Ensuring correctness of communication in distributed systems remains challenging. To address this, Multiparty session types (MPST), initially introduced by Honda et al. [52, 53], offer a type discipline in which a programmer or architect specifies an overall view of communication as a global protocol (global type), and each distributed program is locally type-checked against its end-point projection. In practice, the MPST framework has been integrated into over 25 programming languages or tools. Ten years after the emergence of MPST, Scalas and Yoshida [84] discovered that existing proofs of type safety using end-point projection with mergeability are flawed, where the mergeability operator enlarges the typability of MPST end-point programs, admits easy implementation, and is more efficient than alternative approaches, including model checking. Nevertheless, following the result in [84], the soundness of end-point projection (with mergeability) has been interpreted in the literature as problematic. We clarify this concern by proposing a new general proof technique for type soundness (subject reduction) of multiparty session $π$-calculus, which relies on an association relation between the behavioural semantics of a global type and its end-point projection. With this approach, behavioural properties, namely session fidelity, deadlock freedom, and liveness, are also guaranteed based on global types. Additionally, we provide detailed comparisons with existing MPST typing systems and discuss their respective proof methods for type soundness.
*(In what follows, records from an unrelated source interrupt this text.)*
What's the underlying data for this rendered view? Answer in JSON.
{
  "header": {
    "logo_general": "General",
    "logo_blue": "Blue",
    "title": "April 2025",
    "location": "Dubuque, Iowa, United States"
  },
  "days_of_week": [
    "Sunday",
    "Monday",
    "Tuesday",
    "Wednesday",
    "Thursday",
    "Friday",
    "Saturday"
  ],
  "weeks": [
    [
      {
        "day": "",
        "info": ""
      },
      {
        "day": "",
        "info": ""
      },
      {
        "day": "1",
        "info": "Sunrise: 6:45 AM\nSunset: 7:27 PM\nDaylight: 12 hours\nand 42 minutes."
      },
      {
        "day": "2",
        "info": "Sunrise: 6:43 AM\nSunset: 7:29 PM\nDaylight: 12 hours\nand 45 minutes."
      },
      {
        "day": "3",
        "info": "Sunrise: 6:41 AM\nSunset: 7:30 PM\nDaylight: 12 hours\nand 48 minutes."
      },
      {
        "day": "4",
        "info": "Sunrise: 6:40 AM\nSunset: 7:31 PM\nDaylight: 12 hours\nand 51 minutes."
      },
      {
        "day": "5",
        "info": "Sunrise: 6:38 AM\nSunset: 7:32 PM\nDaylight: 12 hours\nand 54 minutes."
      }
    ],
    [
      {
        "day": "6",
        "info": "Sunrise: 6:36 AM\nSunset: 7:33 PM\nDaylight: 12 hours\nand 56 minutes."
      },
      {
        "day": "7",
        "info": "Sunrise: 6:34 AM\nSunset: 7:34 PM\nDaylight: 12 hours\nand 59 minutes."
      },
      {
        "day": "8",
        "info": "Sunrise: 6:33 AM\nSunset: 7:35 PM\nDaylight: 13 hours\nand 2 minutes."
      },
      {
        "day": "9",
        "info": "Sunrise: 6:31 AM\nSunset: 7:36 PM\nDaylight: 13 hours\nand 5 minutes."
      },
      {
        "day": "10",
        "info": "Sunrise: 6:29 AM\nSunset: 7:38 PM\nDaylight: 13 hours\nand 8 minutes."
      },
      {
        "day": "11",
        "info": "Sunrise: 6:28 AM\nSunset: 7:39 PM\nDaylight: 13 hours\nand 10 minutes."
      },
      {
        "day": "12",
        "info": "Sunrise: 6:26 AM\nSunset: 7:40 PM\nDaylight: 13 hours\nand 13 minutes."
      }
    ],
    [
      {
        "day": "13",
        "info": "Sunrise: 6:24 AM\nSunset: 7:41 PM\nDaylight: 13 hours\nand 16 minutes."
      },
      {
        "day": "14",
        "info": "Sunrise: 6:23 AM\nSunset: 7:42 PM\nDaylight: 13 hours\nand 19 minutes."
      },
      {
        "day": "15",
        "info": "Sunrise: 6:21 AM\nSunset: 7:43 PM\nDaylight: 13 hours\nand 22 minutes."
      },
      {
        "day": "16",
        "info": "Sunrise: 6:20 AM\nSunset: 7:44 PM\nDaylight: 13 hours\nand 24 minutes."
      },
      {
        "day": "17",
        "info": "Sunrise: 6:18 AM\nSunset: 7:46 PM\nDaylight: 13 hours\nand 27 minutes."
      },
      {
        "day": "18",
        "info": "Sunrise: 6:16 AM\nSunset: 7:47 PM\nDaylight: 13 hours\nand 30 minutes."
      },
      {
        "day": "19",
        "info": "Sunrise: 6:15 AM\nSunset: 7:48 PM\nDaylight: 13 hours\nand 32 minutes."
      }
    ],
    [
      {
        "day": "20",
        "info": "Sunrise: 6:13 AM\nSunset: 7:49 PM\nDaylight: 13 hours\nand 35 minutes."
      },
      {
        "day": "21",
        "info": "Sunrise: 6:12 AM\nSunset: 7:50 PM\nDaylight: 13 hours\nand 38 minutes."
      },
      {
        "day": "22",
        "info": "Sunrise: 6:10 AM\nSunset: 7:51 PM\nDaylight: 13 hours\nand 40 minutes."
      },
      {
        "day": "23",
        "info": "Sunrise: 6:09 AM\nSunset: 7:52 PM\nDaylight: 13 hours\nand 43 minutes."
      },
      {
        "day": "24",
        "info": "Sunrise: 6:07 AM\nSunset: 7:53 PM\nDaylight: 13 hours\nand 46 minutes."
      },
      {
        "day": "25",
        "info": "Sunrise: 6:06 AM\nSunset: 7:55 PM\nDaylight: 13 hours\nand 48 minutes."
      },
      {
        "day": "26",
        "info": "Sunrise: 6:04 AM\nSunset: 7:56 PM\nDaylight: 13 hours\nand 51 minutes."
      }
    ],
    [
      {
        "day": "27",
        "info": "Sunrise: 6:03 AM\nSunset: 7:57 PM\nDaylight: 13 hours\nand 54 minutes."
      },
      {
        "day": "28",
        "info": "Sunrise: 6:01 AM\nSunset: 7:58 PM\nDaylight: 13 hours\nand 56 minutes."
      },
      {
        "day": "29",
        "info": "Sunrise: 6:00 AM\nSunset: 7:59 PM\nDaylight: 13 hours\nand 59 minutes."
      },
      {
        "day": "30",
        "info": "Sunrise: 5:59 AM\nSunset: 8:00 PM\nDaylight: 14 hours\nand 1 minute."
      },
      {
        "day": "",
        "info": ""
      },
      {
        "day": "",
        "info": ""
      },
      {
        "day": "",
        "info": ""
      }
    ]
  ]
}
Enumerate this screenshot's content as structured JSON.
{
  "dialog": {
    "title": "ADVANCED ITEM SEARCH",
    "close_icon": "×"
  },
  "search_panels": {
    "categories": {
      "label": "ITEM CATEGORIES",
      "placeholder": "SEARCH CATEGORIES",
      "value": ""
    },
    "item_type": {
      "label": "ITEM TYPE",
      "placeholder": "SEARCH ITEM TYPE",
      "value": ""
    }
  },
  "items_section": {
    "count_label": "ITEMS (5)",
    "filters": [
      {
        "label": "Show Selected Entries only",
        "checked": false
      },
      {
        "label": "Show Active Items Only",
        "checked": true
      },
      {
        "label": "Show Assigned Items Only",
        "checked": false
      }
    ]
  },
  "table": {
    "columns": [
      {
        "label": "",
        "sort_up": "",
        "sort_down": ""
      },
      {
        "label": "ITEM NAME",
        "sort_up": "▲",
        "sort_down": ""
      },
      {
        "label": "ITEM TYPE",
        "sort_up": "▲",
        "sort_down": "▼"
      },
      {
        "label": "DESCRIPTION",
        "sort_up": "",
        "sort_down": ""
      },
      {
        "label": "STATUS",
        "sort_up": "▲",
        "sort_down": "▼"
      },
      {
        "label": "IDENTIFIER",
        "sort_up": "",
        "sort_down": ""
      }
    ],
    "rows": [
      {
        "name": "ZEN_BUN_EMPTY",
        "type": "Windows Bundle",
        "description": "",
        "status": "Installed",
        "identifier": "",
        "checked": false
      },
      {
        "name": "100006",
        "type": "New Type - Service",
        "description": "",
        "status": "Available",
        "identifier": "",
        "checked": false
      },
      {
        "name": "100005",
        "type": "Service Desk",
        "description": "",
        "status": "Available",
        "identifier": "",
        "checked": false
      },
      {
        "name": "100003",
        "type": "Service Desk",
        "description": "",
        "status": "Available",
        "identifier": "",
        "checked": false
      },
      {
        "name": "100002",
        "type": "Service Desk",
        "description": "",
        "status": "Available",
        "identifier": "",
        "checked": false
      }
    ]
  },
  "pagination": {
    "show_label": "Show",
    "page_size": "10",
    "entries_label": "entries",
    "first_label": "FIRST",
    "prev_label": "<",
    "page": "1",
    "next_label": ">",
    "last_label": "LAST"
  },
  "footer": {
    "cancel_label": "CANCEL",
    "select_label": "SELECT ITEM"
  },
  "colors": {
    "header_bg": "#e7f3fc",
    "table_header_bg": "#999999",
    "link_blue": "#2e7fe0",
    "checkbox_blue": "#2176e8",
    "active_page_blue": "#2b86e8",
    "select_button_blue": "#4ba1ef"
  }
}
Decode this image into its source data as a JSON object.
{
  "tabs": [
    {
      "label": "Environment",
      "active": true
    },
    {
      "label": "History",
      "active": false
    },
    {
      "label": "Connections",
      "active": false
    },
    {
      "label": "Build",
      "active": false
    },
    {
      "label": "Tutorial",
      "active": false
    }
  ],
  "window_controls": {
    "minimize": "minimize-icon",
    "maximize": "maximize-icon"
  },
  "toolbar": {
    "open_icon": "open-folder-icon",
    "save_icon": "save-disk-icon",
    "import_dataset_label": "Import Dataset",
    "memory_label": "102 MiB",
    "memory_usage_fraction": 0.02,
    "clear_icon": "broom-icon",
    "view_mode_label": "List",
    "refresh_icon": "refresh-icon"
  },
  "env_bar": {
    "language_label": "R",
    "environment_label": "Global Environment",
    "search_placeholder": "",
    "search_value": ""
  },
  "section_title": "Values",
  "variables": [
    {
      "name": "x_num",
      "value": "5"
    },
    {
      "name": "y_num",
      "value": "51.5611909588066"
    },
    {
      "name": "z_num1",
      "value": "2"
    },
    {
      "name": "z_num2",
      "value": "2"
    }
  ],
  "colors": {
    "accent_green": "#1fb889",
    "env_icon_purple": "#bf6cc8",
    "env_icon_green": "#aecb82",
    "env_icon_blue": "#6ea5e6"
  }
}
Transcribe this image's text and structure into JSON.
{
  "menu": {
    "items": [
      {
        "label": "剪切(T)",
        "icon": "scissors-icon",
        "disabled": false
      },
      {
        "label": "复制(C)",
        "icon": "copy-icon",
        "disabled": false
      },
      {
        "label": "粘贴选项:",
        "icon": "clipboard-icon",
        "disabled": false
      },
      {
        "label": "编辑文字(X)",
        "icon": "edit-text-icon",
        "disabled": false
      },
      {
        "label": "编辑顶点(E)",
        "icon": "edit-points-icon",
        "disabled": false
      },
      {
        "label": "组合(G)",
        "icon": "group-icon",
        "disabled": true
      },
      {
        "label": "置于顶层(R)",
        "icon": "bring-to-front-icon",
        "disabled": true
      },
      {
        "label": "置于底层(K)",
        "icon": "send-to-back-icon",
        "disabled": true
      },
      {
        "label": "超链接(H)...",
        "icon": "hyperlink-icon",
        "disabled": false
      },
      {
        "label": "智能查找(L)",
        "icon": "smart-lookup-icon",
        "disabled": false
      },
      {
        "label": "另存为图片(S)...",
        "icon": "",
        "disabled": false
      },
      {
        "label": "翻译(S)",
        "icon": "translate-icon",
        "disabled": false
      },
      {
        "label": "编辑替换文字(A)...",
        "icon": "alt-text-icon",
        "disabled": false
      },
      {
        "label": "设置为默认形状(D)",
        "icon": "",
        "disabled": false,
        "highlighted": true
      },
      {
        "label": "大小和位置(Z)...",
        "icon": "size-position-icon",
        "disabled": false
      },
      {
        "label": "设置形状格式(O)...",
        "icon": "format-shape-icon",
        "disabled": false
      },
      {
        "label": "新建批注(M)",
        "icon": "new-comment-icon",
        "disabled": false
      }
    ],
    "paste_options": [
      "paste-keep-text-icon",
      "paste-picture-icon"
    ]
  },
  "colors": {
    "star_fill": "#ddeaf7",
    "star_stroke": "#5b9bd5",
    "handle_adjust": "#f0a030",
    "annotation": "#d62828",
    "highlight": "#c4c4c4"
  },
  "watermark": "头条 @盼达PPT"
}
翻译：分布式系统中通信正确性的保证仍具挑战性。为此，Honda等人[52,53]最初引入的多方会话类型（MPST）提供了一种类型规约，程序员或架构师可将通信的整体视图指定为全局协议（全局类型），而每个分布式程序则根据其端点投影进行本地类型检查。实践中，MPST框架已被集成到超过25种编程语言或工具中。在MPST出现十年后，Scalas与Yoshida[84]发现，现有使用带可合并性的端点投影的类型安全性证明存在缺陷——其中可合并性算子扩大了MPST端点程序的可类型化能力，易于实现，且比模型检测等替代方法更高效。然而，根据[84]的研究结果，端点投影（带可合并性）的可靠性在文献中被视为存在问题。我们通过提出一种新的多方会话π演算类型安全性（主题归约）通用证明技术来澄清这一疑虑，该技术依赖于全局类型行为语义与其端点投影之间的关联关系。采用该方法后，基于全局类型还可保证会话保真性、无死锁性及活性等行为性质。此外，我们详细比较了现有MPST类型系统，并讨论了各自用于类型安全性证明的方法。